His innocence is beside the point. He has been eligible for parole for since 1993. As a citizen of this beautiful country, how can I hold my head high when I see such injustice?
Juan had a stroke and has had two surgeries; he has a daughter pleading for his release so he can spend his last years with her.
Please do the right thing and release this man. It is time.
I thank you for your attention.
[Your name. and contact information.]
Base your support letter for Kamau on this letter FFUP founder Peg Swan sent in July 2019. Kamau’s next hearing is in December:
Hello Chairman Tate,
I am writing on behalf of a long suffering inmate in the Wisconsin Correctional System. He was incarcerated as a juvenile and has served 25 years, 14 of which were in solitary. I started visiting this man (by tv) while he was in the then Supermax and watched with alarm as he became more desperate, feeling insects crawling on him and hearing what he called “snap crackle pop” in his head. He washed himself so many times each day he bled. I did my usual advocacy- calling , writing, but there was nothing done for years.
I cannot describe the torture this man has been through- the care since he left the supermax has been uneven – he has been called a malingerer and has had all meds abruptly stopped, but he has also had bouts of good care. In the end his symptoms do not let up and he has learned to concentrate on language learning and studying- this gives him a sense of purpose and takes his mind off the sounds in his head and crawling feelings at least part of the time. He hears voices in his head now, though, which brings new anxieties.

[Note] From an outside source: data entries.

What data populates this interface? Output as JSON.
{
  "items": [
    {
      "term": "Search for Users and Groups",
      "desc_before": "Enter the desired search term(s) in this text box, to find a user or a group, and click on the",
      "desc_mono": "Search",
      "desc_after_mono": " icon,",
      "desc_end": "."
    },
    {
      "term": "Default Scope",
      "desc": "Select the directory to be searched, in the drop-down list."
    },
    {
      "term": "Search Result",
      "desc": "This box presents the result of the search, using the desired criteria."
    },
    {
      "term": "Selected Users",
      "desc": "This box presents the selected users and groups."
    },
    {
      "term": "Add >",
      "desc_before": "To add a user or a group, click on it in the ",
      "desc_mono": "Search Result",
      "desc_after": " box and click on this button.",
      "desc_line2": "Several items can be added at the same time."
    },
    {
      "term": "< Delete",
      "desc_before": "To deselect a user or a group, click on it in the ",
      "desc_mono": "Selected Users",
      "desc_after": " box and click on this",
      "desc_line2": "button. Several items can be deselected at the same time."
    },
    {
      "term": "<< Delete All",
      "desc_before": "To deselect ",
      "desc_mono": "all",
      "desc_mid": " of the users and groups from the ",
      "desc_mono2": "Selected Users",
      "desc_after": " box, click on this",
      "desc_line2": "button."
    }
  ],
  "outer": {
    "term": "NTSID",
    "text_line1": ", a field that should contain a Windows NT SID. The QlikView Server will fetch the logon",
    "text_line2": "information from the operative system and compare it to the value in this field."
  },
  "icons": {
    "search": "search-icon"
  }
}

He also gets sick when he eats prison food- and he is sure they are trying to poison him. He only eats food he buys food from canteen. While at WRC they wrapped his food in foil and sent it straight from kitchen and that he could eat, however the DOC will not do this for him. So it is always a struggle for him to get enough money to buy on canteen and there is little healthy food there to purchase.
Enclosed is his letter to you with his story and essays he has written. He asks and I ask that his sentence be commuted and that he be released from prison. His family and friends are also intending to write. He is not the uncaring, violent, confused boy he was 25 years ago- he is caring, wise and much suffering. He needs his family and the sunshine.
Please read his story and essays and commute his sentence to time served. You can do so much for this man.